Faire la suite du film ayant amassé la plus grosse recette de tous les temps était destiné à être une tâche ardue. On s'interroge sur les motifs instinctifs d'un Spielberg qui est parvenu à devenir respectable avec sa Liste de Schindler.
La bonne nouvelle à propos de Jurassic Park 2 est que les dinosaures sont bien mieux que dans le premier: crédibles, à couper le souffle, effrayants. En meute ou en solo, les créatures sont vraiment féroces. Mais cela ne dépase jamais le stade de la série B.

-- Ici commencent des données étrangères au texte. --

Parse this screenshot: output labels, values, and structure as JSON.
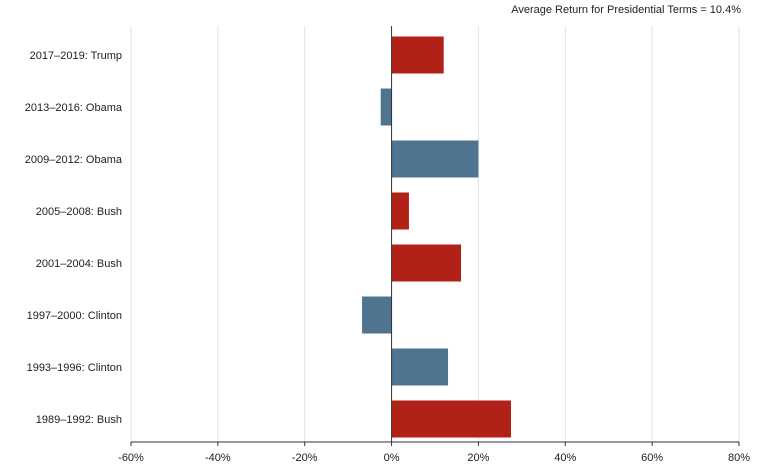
{
  "chart_data": {
    "type": "bar",
    "orientation": "horizontal",
    "title": "Average Return for Presidential Terms = 10.4%",
    "categories": [
      "2017–2019: Trump",
      "2013–2016: Obama",
      "2009–2012: Obama",
      "2005–2008: Bush",
      "2001–2004: Bush",
      "1997–2000: Clinton",
      "1993–1996: Clinton",
      "1989–1992: Bush"
    ],
    "values": [
      12,
      -2.5,
      20,
      4,
      16,
      -6.8,
      13,
      27.5
    ],
    "party": [
      "Republican",
      "Democrat",
      "Democrat",
      "Republican",
      "Republican",
      "Democrat",
      "Democrat",
      "Republican"
    ],
    "xlim": [
      -60,
      80
    ],
    "xticks": [
      -60,
      -40,
      -20,
      0,
      20,
      40,
      60,
      80
    ],
    "xtick_labels": [
      "-60%",
      "-40%",
      "-20%",
      "0%",
      "20%",
      "40%",
      "60%",
      "80%"
    ],
    "grid": "vertical",
    "colors": {
      "Republican": "#b22118",
      "Democrat": "#4f7490",
      "grid": "#e2e2e2",
      "axis": "#333333"
    }
  }
}
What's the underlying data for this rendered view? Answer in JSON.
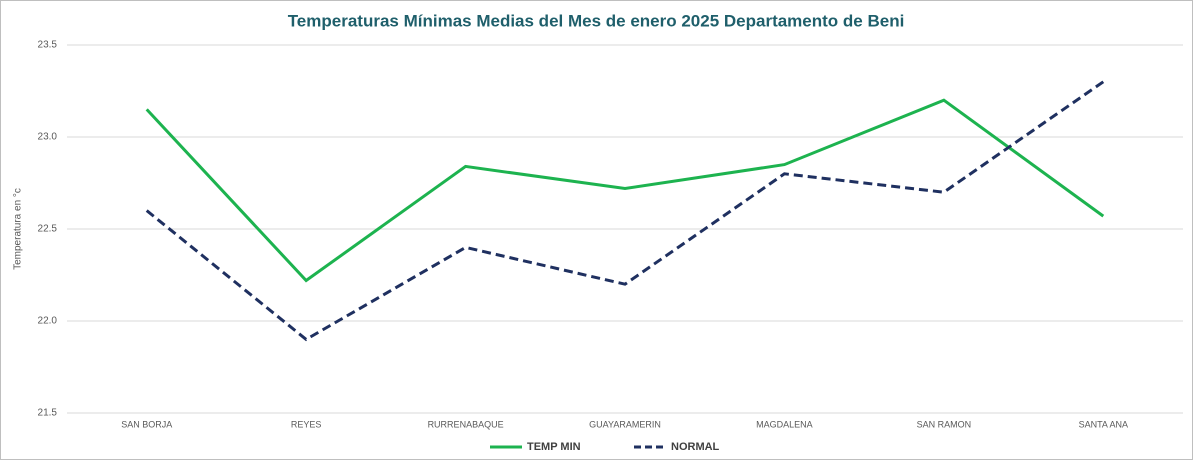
{
  "chart_data": {
    "type": "line",
    "title": "Temperaturas Mínimas Medias del Mes de enero 2025 Departamento de Beni",
    "y_label": "Temperatura en °c",
    "categories": [
      "SAN BORJA",
      "REYES",
      "RURRENABAQUE",
      "GUAYARAMERIN",
      "MAGDALENA",
      "SAN RAMON",
      "SANTA ANA"
    ],
    "series": [
      {
        "name": "TEMP MIN",
        "color": "#1db34f",
        "dashed": false,
        "values": [
          23.15,
          22.22,
          22.84,
          22.72,
          22.85,
          23.2,
          22.57
        ]
      },
      {
        "name": "NORMAL",
        "color": "#1f3060",
        "dashed": true,
        "values": [
          22.6,
          21.9,
          22.4,
          22.2,
          22.8,
          22.7,
          23.3
        ]
      }
    ],
    "ylim": [
      21.5,
      23.5
    ],
    "yticks": [
      {
        "value": 21.5,
        "label": "21.5"
      },
      {
        "value": 22,
        "label": "22.0"
      },
      22.5,
      {
        "value": 23,
        "label": "23.0"
      },
      23.5
    ],
    "grid": true,
    "legend": "bottom"
  }
}
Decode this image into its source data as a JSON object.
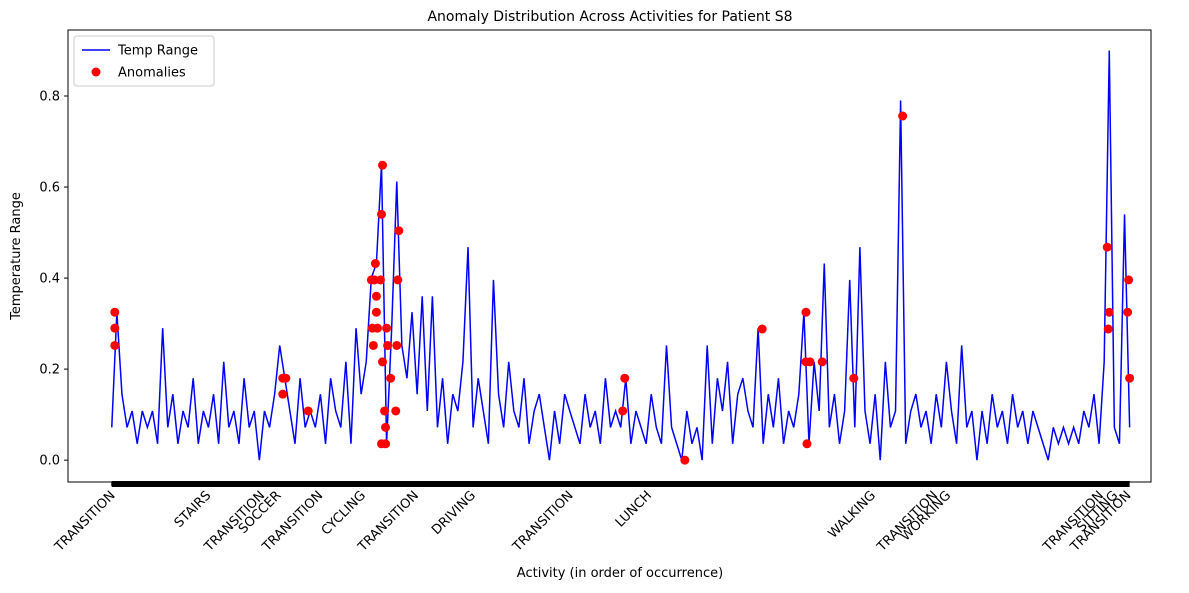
{
  "chart_data": {
    "type": "line",
    "title": "Anomaly Distribution Across Activities for Patient S8",
    "x_label": "Activity (in order of occurrence)",
    "y_label": "Temperature Range",
    "xlim": [
      -43,
      1021
    ],
    "ylim": [
      -0.048,
      0.945
    ],
    "yticks": [
      {
        "value": 0,
        "label": "0.0"
      },
      0.2,
      0.4,
      0.6,
      0.8
    ],
    "xticks": [
      {
        "value": 0,
        "label": "TRANSITION"
      },
      {
        "value": 94,
        "label": "STAIRS"
      },
      {
        "value": 147,
        "label": "TRANSITION"
      },
      {
        "value": 163,
        "label": "SOCCER"
      },
      {
        "value": 204,
        "label": "TRANSITION"
      },
      {
        "value": 246,
        "label": "CYCLING"
      },
      {
        "value": 298,
        "label": "TRANSITION"
      },
      {
        "value": 354,
        "label": "DRIVING"
      },
      {
        "value": 450,
        "label": "TRANSITION"
      },
      {
        "value": 527,
        "label": "LUNCH"
      },
      {
        "value": 747,
        "label": "WALKING"
      },
      {
        "value": 808,
        "label": "TRANSITION"
      },
      {
        "value": 821,
        "label": "WORKING"
      },
      {
        "value": 971,
        "label": "TRANSITION"
      },
      {
        "value": 985,
        "label": "SITTING"
      },
      {
        "value": 998,
        "label": "TRANSITION"
      }
    ],
    "legend": "upper left",
    "series": [
      {
        "name": "Temp Range",
        "type": "line",
        "color": "#0000ff",
        "x": [
          0,
          5,
          10,
          15,
          20,
          25,
          30,
          35,
          40,
          45,
          50,
          55,
          60,
          65,
          70,
          75,
          80,
          85,
          90,
          95,
          100,
          105,
          110,
          115,
          120,
          125,
          130,
          135,
          140,
          145,
          150,
          155,
          160,
          165,
          170,
          175,
          180,
          185,
          190,
          195,
          200,
          205,
          210,
          215,
          220,
          225,
          230,
          235,
          240,
          245,
          250,
          255,
          260,
          265,
          270,
          275,
          280,
          285,
          290,
          295,
          300,
          305,
          310,
          315,
          320,
          325,
          330,
          335,
          340,
          345,
          350,
          355,
          360,
          365,
          370,
          375,
          380,
          385,
          390,
          395,
          400,
          405,
          410,
          415,
          420,
          425,
          430,
          435,
          440,
          445,
          450,
          455,
          460,
          465,
          470,
          475,
          480,
          485,
          490,
          495,
          500,
          505,
          510,
          515,
          520,
          525,
          530,
          535,
          540,
          545,
          550,
          555,
          560,
          565,
          570,
          575,
          580,
          585,
          590,
          595,
          600,
          605,
          610,
          615,
          620,
          625,
          630,
          635,
          640,
          645,
          650,
          655,
          660,
          665,
          670,
          675,
          680,
          685,
          690,
          695,
          700,
          705,
          710,
          715,
          720,
          725,
          730,
          735,
          740,
          745,
          750,
          755,
          760,
          765,
          770,
          775,
          780,
          785,
          790,
          795,
          800,
          805,
          810,
          815,
          820,
          825,
          830,
          835,
          840,
          845,
          850,
          855,
          860,
          865,
          870,
          875,
          880,
          885,
          890,
          895,
          900,
          905,
          910,
          915,
          920,
          925,
          930,
          935,
          940,
          945,
          950,
          955,
          960,
          965,
          970,
          975,
          980,
          985,
          990,
          995,
          1000
        ],
        "values": [
          0.072,
          0.325,
          0.145,
          0.072,
          0.108,
          0.036,
          0.108,
          0.072,
          0.108,
          0.036,
          0.29,
          0.072,
          0.145,
          0.036,
          0.108,
          0.072,
          0.18,
          0.036,
          0.108,
          0.072,
          0.145,
          0.036,
          0.216,
          0.072,
          0.108,
          0.036,
          0.18,
          0.072,
          0.108,
          0.0,
          0.108,
          0.072,
          0.145,
          0.252,
          0.18,
          0.108,
          0.036,
          0.18,
          0.072,
          0.108,
          0.072,
          0.145,
          0.036,
          0.18,
          0.108,
          0.072,
          0.216,
          0.036,
          0.29,
          0.145,
          0.216,
          0.4,
          0.432,
          0.65,
          0.036,
          0.29,
          0.612,
          0.252,
          0.18,
          0.325,
          0.145,
          0.36,
          0.108,
          0.36,
          0.072,
          0.18,
          0.036,
          0.145,
          0.108,
          0.216,
          0.468,
          0.072,
          0.18,
          0.108,
          0.036,
          0.396,
          0.145,
          0.072,
          0.216,
          0.108,
          0.072,
          0.18,
          0.036,
          0.108,
          0.145,
          0.072,
          0.0,
          0.108,
          0.036,
          0.145,
          0.108,
          0.072,
          0.036,
          0.145,
          0.072,
          0.108,
          0.036,
          0.18,
          0.072,
          0.108,
          0.072,
          0.18,
          0.036,
          0.108,
          0.072,
          0.036,
          0.145,
          0.072,
          0.036,
          0.252,
          0.072,
          0.036,
          0.0,
          0.108,
          0.036,
          0.072,
          0.0,
          0.252,
          0.036,
          0.18,
          0.108,
          0.216,
          0.036,
          0.145,
          0.18,
          0.108,
          0.072,
          0.29,
          0.036,
          0.145,
          0.072,
          0.18,
          0.036,
          0.108,
          0.072,
          0.145,
          0.325,
          0.036,
          0.216,
          0.108,
          0.432,
          0.072,
          0.145,
          0.036,
          0.108,
          0.396,
          0.072,
          0.468,
          0.108,
          0.036,
          0.145,
          0.0,
          0.216,
          0.072,
          0.108,
          0.79,
          0.036,
          0.108,
          0.145,
          0.072,
          0.108,
          0.036,
          0.145,
          0.072,
          0.216,
          0.108,
          0.036,
          0.252,
          0.072,
          0.108,
          0.0,
          0.108,
          0.036,
          0.145,
          0.072,
          0.108,
          0.036,
          0.145,
          0.072,
          0.108,
          0.036,
          0.108,
          0.072,
          0.036,
          0.0,
          0.072,
          0.036,
          0.072,
          0.036,
          0.072,
          0.036,
          0.108,
          0.072,
          0.145,
          0.036,
          0.216,
          0.9,
          0.072,
          0.036,
          0.54,
          0.072
        ]
      },
      {
        "name": "Anomalies",
        "type": "scatter",
        "color": "#ff0000",
        "x": [
          3,
          3,
          3,
          168,
          171,
          168,
          193,
          255,
          259,
          258,
          260,
          260,
          256,
          257,
          261,
          264,
          265,
          266,
          266,
          265,
          269,
          268,
          269,
          270,
          271,
          274,
          280,
          281,
          282,
          279,
          502,
          504,
          563,
          639,
          682,
          682,
          683,
          686,
          698,
          729,
          777,
          978,
          980,
          979,
          999,
          998,
          1000
        ],
        "values": [
          0.325,
          0.29,
          0.252,
          0.18,
          0.18,
          0.145,
          0.108,
          0.396,
          0.432,
          0.396,
          0.36,
          0.325,
          0.29,
          0.252,
          0.29,
          0.396,
          0.54,
          0.648,
          0.216,
          0.036,
          0.036,
          0.108,
          0.072,
          0.29,
          0.252,
          0.18,
          0.252,
          0.396,
          0.504,
          0.108,
          0.108,
          0.18,
          0.0,
          0.288,
          0.325,
          0.216,
          0.036,
          0.216,
          0.216,
          0.18,
          0.756,
          0.468,
          0.325,
          0.288,
          0.396,
          0.325,
          0.18
        ]
      }
    ]
  }
}
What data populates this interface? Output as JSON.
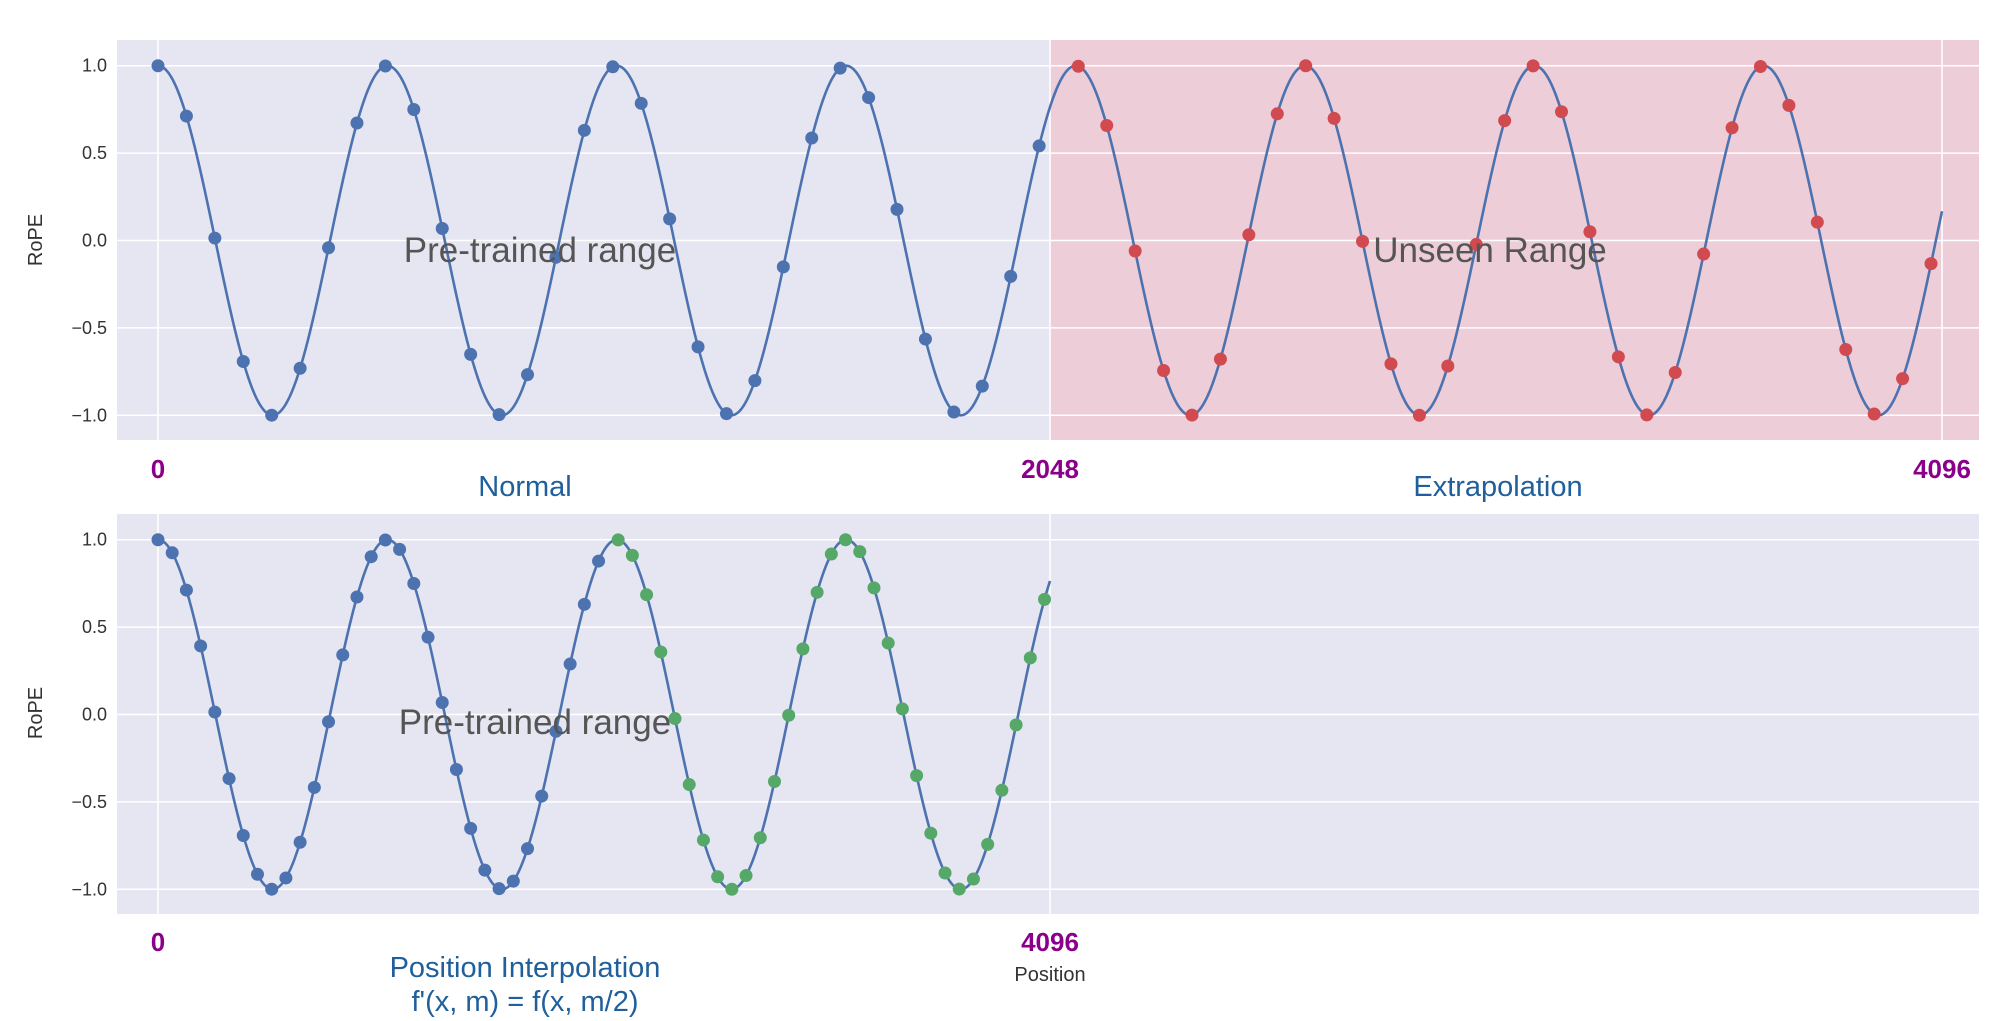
{
  "colors": {
    "curve": "#4c72b0",
    "normal_point": "#4c72b0",
    "extrapolation_point": "#d04a4f",
    "interpolation_point": "#55a868",
    "unseen_region": "#f2b8c2",
    "position_label": "#8b008b",
    "caption": "#1f5f9c",
    "plot_background": "#e6e6f2"
  },
  "chart_data": [
    {
      "type": "line",
      "panel": "top",
      "ylabel": "RoPE",
      "ylim": [
        -1.05,
        1.05
      ],
      "xlim": [
        0,
        4096
      ],
      "yticks": [
        "1.0",
        "0.5",
        "0.0",
        "−0.5",
        "−1.0"
      ],
      "ytick_values": [
        1.0,
        0.5,
        0.0,
        -0.5,
        -1.0
      ],
      "grid": true,
      "curve": {
        "function": "cos",
        "period": 526.7,
        "x_start": 0,
        "x_end": 4096
      },
      "position_labels": [
        {
          "text": "0",
          "value": 0
        },
        {
          "text": "2048",
          "value": 2048
        },
        {
          "text": "4096",
          "value": 4096
        }
      ],
      "regions": [
        {
          "name": "Normal",
          "x_range": [
            0,
            2048
          ],
          "annotation": "Pre-trained range"
        },
        {
          "name": "Extrapolation",
          "x_range": [
            2048,
            4096
          ],
          "annotation": "Unseen Range",
          "shaded": true
        }
      ],
      "series": [
        {
          "kind": "normal",
          "x_start": 0,
          "x_end": 2048,
          "step": 65.26
        },
        {
          "kind": "extrapolation",
          "x_start": 2113,
          "x_end": 4096,
          "step": 65.26
        }
      ]
    },
    {
      "type": "line",
      "panel": "bottom",
      "ylabel": "RoPE",
      "xlabel": "Position",
      "ylim": [
        -1.05,
        1.05
      ],
      "xlim": [
        0,
        8192
      ],
      "yticks": [
        "1.0",
        "0.5",
        "0.0",
        "−0.5",
        "−1.0"
      ],
      "ytick_values": [
        1.0,
        0.5,
        0.0,
        -0.5,
        -1.0
      ],
      "grid": true,
      "curve": {
        "function": "cos",
        "period": 1053.4,
        "x_start": 0,
        "x_end": 4096
      },
      "position_labels": [
        {
          "text": "0",
          "value": 0
        },
        {
          "text": "4096",
          "value": 4096
        }
      ],
      "regions": [
        {
          "name": "Position Interpolation",
          "formula": "f'(x, m) = f(x, m/2)",
          "x_range": [
            0,
            4096
          ],
          "annotation": "Pre-trained range"
        }
      ],
      "series": [
        {
          "kind": "normal",
          "x_start": 0,
          "x_end": 2048,
          "step": 65.26
        },
        {
          "kind": "interpolation",
          "x_start": 2113,
          "x_end": 4096,
          "step": 65.26
        }
      ]
    }
  ],
  "top": {
    "annotation_left": "Pre-trained range",
    "annotation_right": "Unseen Range",
    "caption_left": "Normal",
    "caption_right": "Extrapolation",
    "pos_0": "0",
    "pos_mid": "2048",
    "pos_end": "4096",
    "ylabel": "RoPE"
  },
  "bottom": {
    "annotation": "Pre-trained range",
    "caption_title": "Position Interpolation",
    "caption_formula": "f'(x, m) = f(x, m/2)",
    "pos_0": "0",
    "pos_end": "4096",
    "xlabel": "Position",
    "ylabel": "RoPE"
  }
}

Car, du coup, le reste parait pale en comparaison. Le scénario est classique et peu subtil. Les acteurs ont peu de choses à faire hormis crier ou courrir. Mais le film fournit suffisamment de frissons viscéraux et de prouesses visuelles pour attirer le public et engranger les recettes. Notamment cette très belle scène vertigineuse et hitchockienne, enfin inspirée (ce qui est rare dans le film flirtant trop du coté de King Kong), du camping car plongé dans le vide.
Le script est schématique et largement prévisible. Il y a cette étrange menace et peu de moyens pour la détruire. Sous la virtuosité technique se cache un film standard de chasse à l'ennemi. Et Spielberg en fait très peu pour élever cette suite dramatiquement. Le discours écolo alourdit l'action. Il n'assume pas franchement son genre (limite kitsch) et n'a aucune épaisseur pour en faire un blockbuster mémorable.
Son talent pour faire sursauter le public au bon moment est néanmoins intact, et en l'absence d'une histoire forte et de personnages bien écrits, il s'agit d'un atout majeur. La sensation, à défaut de l'émotion.